Of course this is all up to you, you can give a bottle if you want, that's fine and completely your choice, but if you want to carry on BF you will need to see someone who knows what they're on about, or even if mixed feeding the Bf side of things will probably fizzle out quickly.
I'm currently mixed feeding.
DD is 9 weeks old. Between 5-7weeks she only gained 3 oz and was incredibly unhappy.
I pumped, I stayed in bed with her for 48 hours, I took fenugreek - everything I could to increase supply. It didn't work...
I now offer her 3oz after every BF. Sometimes she wants it all, sometimes only an oz or so. She put on 9oz last week and is much happier.
I'm happy that she is still getting at least half her milk from me which should still give her what she needs in terms of immunity etc.
Interestingly I looked at DD1s growth chart (she is 9) and hers showed the exact same growth issue at the same time, she went on to only gain 3oz between week 10-24. I can't believe a HV didn't intervene! but to does look like my body can't produce enough milk past wk5...
If your baby is happy, has lots of wet nappies and a few dirty ones and his weight continues to follow the 0% line then in all likelihood, he is fine. Otherwise perhaps think about getting your supply up and if that fails, supplement.
Breast is best, but only if there is enough of it!
Are you able to express milk, or would you rather not?

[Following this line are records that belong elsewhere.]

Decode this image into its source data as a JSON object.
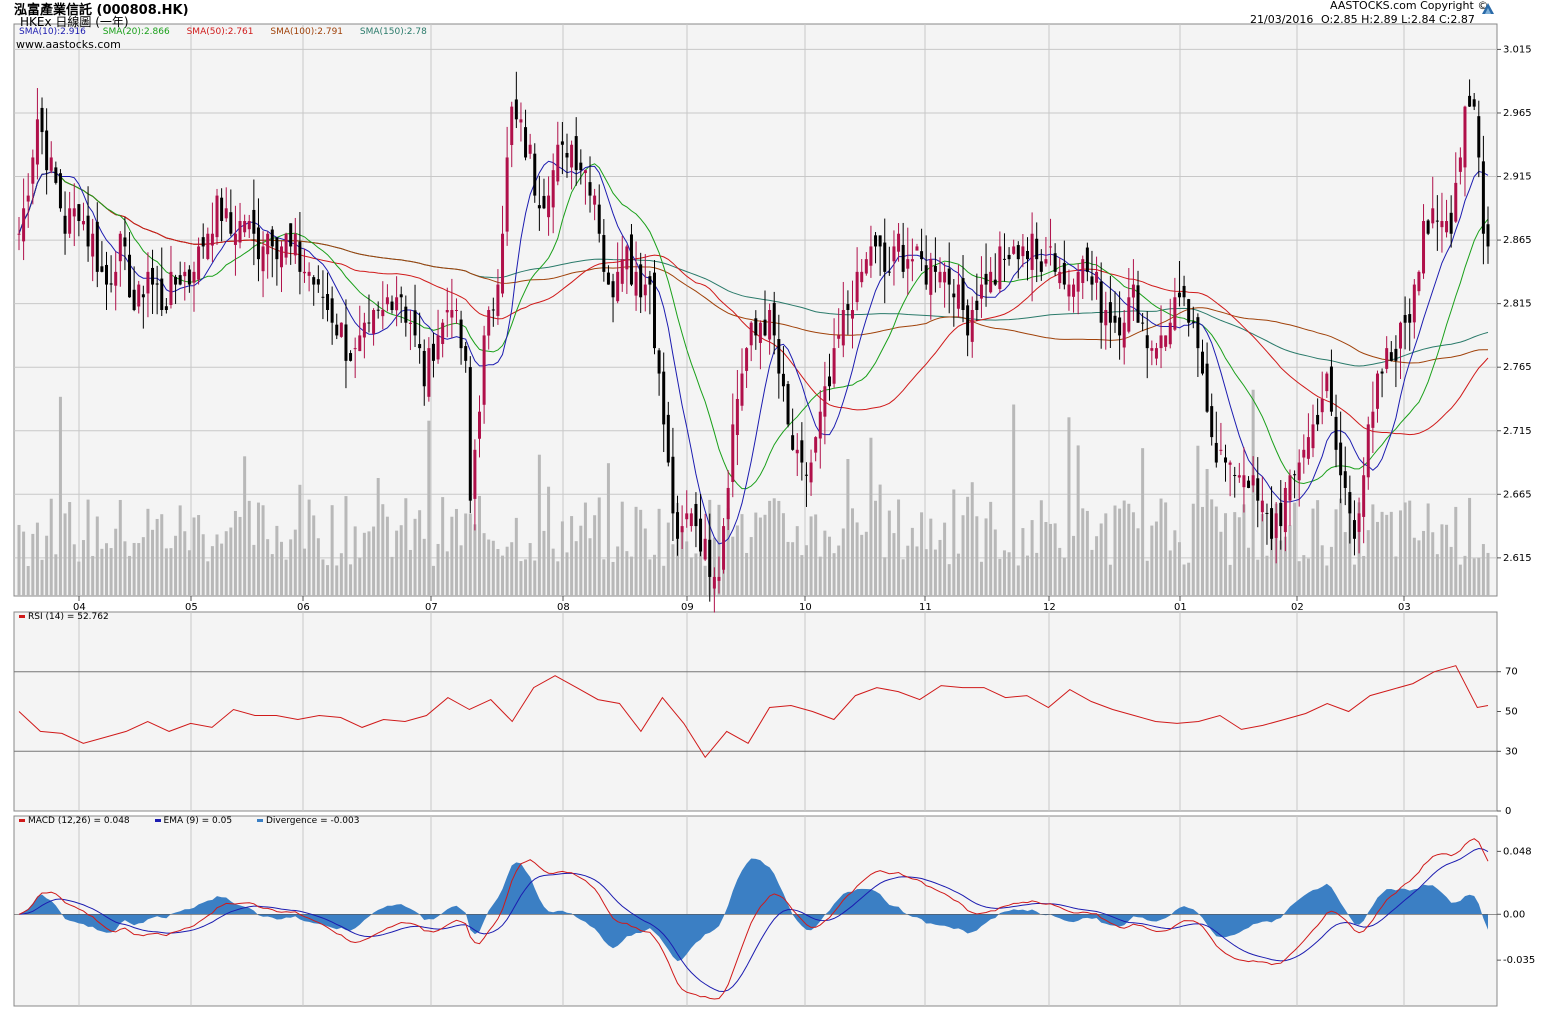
{
  "header": {
    "title": "泓富產業信託 (000808.HK)",
    "subtitle": "HKEx  日線圖 (一年)",
    "copyright": "AASTOCKS.com Copyright ©",
    "date": "21/03/2016",
    "ohlc": "O:2.85  H:2.89  L:2.84  C:2.87",
    "url": "www.aastocks.com",
    "logo_icon": "aastocks-logo-icon"
  },
  "sma_legend": [
    {
      "label": "SMA(10):2.916",
      "color": "#1c1cb0"
    },
    {
      "label": "SMA(20):2.866",
      "color": "#1aa01a"
    },
    {
      "label": "SMA(50):2.761",
      "color": "#d01a1a"
    },
    {
      "label": "SMA(100):2.791",
      "color": "#a0420a"
    },
    {
      "label": "SMA(150):2.78",
      "color": "#2a7a6a"
    }
  ],
  "rsi_legend": {
    "label": "RSI (14)  = 52.762",
    "color": "#d01a1a"
  },
  "macd_legend": [
    {
      "label": "MACD (12,26) = 0.048",
      "color": "#d01a1a"
    },
    {
      "label": "EMA (9) = 0.05",
      "color": "#1c1cb0"
    },
    {
      "label": "Divergence = -0.003",
      "color": "#3b7fc4"
    }
  ],
  "chart_data": [
    {
      "type": "candlestick",
      "x_tick_labels": [
        "04",
        "05",
        "06",
        "07",
        "08",
        "09",
        "10",
        "11",
        "12",
        "01",
        "02",
        "03"
      ],
      "y_tick_labels": [
        "3.015",
        "2.965",
        "2.915",
        "2.865",
        "2.815",
        "2.765",
        "2.715",
        "2.665",
        "2.615"
      ],
      "ylim": [
        2.585,
        3.035
      ],
      "last_bar": {
        "date": "21/03/2016",
        "open": 2.85,
        "high": 2.89,
        "low": 2.84,
        "close": 2.87
      },
      "close_path": [
        [
          0,
          2.87
        ],
        [
          4,
          2.96
        ],
        [
          7,
          2.92
        ],
        [
          10,
          2.88
        ],
        [
          13,
          2.89
        ],
        [
          16,
          2.86
        ],
        [
          19,
          2.83
        ],
        [
          22,
          2.86
        ],
        [
          25,
          2.81
        ],
        [
          28,
          2.84
        ],
        [
          31,
          2.82
        ],
        [
          34,
          2.83
        ],
        [
          37,
          2.84
        ],
        [
          40,
          2.86
        ],
        [
          43,
          2.89
        ],
        [
          46,
          2.87
        ],
        [
          49,
          2.88
        ],
        [
          52,
          2.86
        ],
        [
          55,
          2.87
        ],
        [
          58,
          2.86
        ],
        [
          61,
          2.85
        ],
        [
          64,
          2.83
        ],
        [
          67,
          2.81
        ],
        [
          70,
          2.79
        ],
        [
          73,
          2.77
        ],
        [
          76,
          2.79
        ],
        [
          79,
          2.81
        ],
        [
          82,
          2.83
        ],
        [
          85,
          2.8
        ],
        [
          88,
          2.76
        ],
        [
          91,
          2.79
        ],
        [
          94,
          2.82
        ],
        [
          97,
          2.76
        ],
        [
          98,
          2.66
        ],
        [
          101,
          2.78
        ],
        [
          104,
          2.84
        ],
        [
          107,
          2.96
        ],
        [
          110,
          2.94
        ],
        [
          113,
          2.9
        ],
        [
          116,
          2.92
        ],
        [
          119,
          2.94
        ],
        [
          122,
          2.93
        ],
        [
          125,
          2.9
        ],
        [
          128,
          2.82
        ],
        [
          131,
          2.86
        ],
        [
          134,
          2.84
        ],
        [
          137,
          2.83
        ],
        [
          140,
          2.72
        ],
        [
          143,
          2.62
        ],
        [
          146,
          2.66
        ],
        [
          149,
          2.62
        ],
        [
          152,
          2.61
        ],
        [
          155,
          2.72
        ],
        [
          158,
          2.78
        ],
        [
          161,
          2.8
        ],
        [
          164,
          2.79
        ],
        [
          167,
          2.71
        ],
        [
          170,
          2.68
        ],
        [
          173,
          2.7
        ],
        [
          176,
          2.75
        ],
        [
          179,
          2.8
        ],
        [
          182,
          2.83
        ],
        [
          185,
          2.86
        ],
        [
          188,
          2.84
        ],
        [
          191,
          2.86
        ],
        [
          194,
          2.85
        ],
        [
          197,
          2.84
        ],
        [
          200,
          2.85
        ],
        [
          203,
          2.83
        ],
        [
          206,
          2.8
        ],
        [
          209,
          2.83
        ],
        [
          212,
          2.84
        ],
        [
          215,
          2.85
        ],
        [
          218,
          2.86
        ],
        [
          221,
          2.85
        ],
        [
          224,
          2.86
        ],
        [
          227,
          2.83
        ],
        [
          230,
          2.85
        ],
        [
          233,
          2.83
        ],
        [
          236,
          2.81
        ],
        [
          239,
          2.8
        ],
        [
          242,
          2.82
        ],
        [
          245,
          2.79
        ],
        [
          248,
          2.78
        ],
        [
          251,
          2.82
        ],
        [
          254,
          2.8
        ],
        [
          257,
          2.76
        ],
        [
          260,
          2.7
        ],
        [
          263,
          2.68
        ],
        [
          266,
          2.69
        ],
        [
          269,
          2.66
        ],
        [
          272,
          2.64
        ],
        [
          275,
          2.66
        ],
        [
          278,
          2.69
        ],
        [
          281,
          2.72
        ],
        [
          284,
          2.75
        ],
        [
          287,
          2.68
        ],
        [
          290,
          2.64
        ],
        [
          293,
          2.71
        ],
        [
          296,
          2.76
        ],
        [
          299,
          2.78
        ],
        [
          302,
          2.81
        ],
        [
          305,
          2.88
        ],
        [
          308,
          2.87
        ],
        [
          311,
          2.88
        ],
        [
          314,
          2.97
        ],
        [
          316,
          2.98
        ],
        [
          318,
          2.87
        ]
      ],
      "volume_note": "volume bars shown in gray behind price"
    },
    {
      "type": "line",
      "name": "RSI (14)",
      "y_tick_labels": [
        "70",
        "50",
        "30",
        "0"
      ],
      "ylim": [
        0,
        100
      ],
      "last_value": 52.762,
      "rsi_path": [
        [
          0,
          50
        ],
        [
          6,
          40
        ],
        [
          12,
          39
        ],
        [
          18,
          34
        ],
        [
          24,
          37
        ],
        [
          30,
          40
        ],
        [
          36,
          45
        ],
        [
          42,
          40
        ],
        [
          48,
          44
        ],
        [
          54,
          42
        ],
        [
          60,
          51
        ],
        [
          66,
          48
        ],
        [
          72,
          48
        ],
        [
          78,
          46
        ],
        [
          84,
          48
        ],
        [
          90,
          47
        ],
        [
          96,
          42
        ],
        [
          102,
          46
        ],
        [
          108,
          45
        ],
        [
          114,
          48
        ],
        [
          120,
          57
        ],
        [
          126,
          51
        ],
        [
          132,
          56
        ],
        [
          138,
          45
        ],
        [
          144,
          62
        ],
        [
          150,
          68
        ],
        [
          156,
          62
        ],
        [
          162,
          56
        ],
        [
          168,
          54
        ],
        [
          174,
          40
        ],
        [
          180,
          57
        ],
        [
          186,
          44
        ],
        [
          192,
          27
        ],
        [
          198,
          40
        ],
        [
          204,
          34
        ],
        [
          210,
          52
        ],
        [
          216,
          53
        ],
        [
          222,
          50
        ],
        [
          228,
          46
        ],
        [
          234,
          58
        ],
        [
          240,
          62
        ],
        [
          246,
          60
        ],
        [
          252,
          56
        ],
        [
          258,
          63
        ],
        [
          264,
          62
        ],
        [
          270,
          62
        ],
        [
          276,
          57
        ],
        [
          282,
          58
        ],
        [
          288,
          52
        ],
        [
          294,
          61
        ],
        [
          300,
          55
        ],
        [
          306,
          51
        ],
        [
          312,
          48
        ],
        [
          318,
          45
        ],
        [
          324,
          44
        ],
        [
          330,
          45
        ],
        [
          336,
          48
        ],
        [
          342,
          41
        ],
        [
          348,
          43
        ],
        [
          354,
          46
        ],
        [
          360,
          49
        ],
        [
          366,
          54
        ],
        [
          372,
          50
        ],
        [
          378,
          58
        ],
        [
          384,
          61
        ],
        [
          390,
          64
        ],
        [
          396,
          70
        ],
        [
          402,
          73
        ],
        [
          408,
          52
        ],
        [
          411,
          53
        ]
      ]
    },
    {
      "type": "line",
      "name": "MACD (12,26)",
      "y_tick_labels": [
        "0.048",
        "0.00",
        "-0.035"
      ],
      "ylim": [
        -0.07,
        0.075
      ],
      "last_values": {
        "macd": 0.048,
        "ema9": 0.05,
        "divergence": -0.003
      }
    }
  ]
}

I have been given really dangerous advice about breastfeeding by a HV and as a result I'm really not inclined to trust them. The fact that you are having pain in your nipples tells me that something is not right and if your baby is not able to latch on properly then it won't be possible for him to get the food he needs.
If you feel strongly about wanting to give him breastmilk then you could try expressing and getting advice to help you. Kellymom.com saved my sanity more than once.
If you decide to give formula then you will still be doing the best you can for him.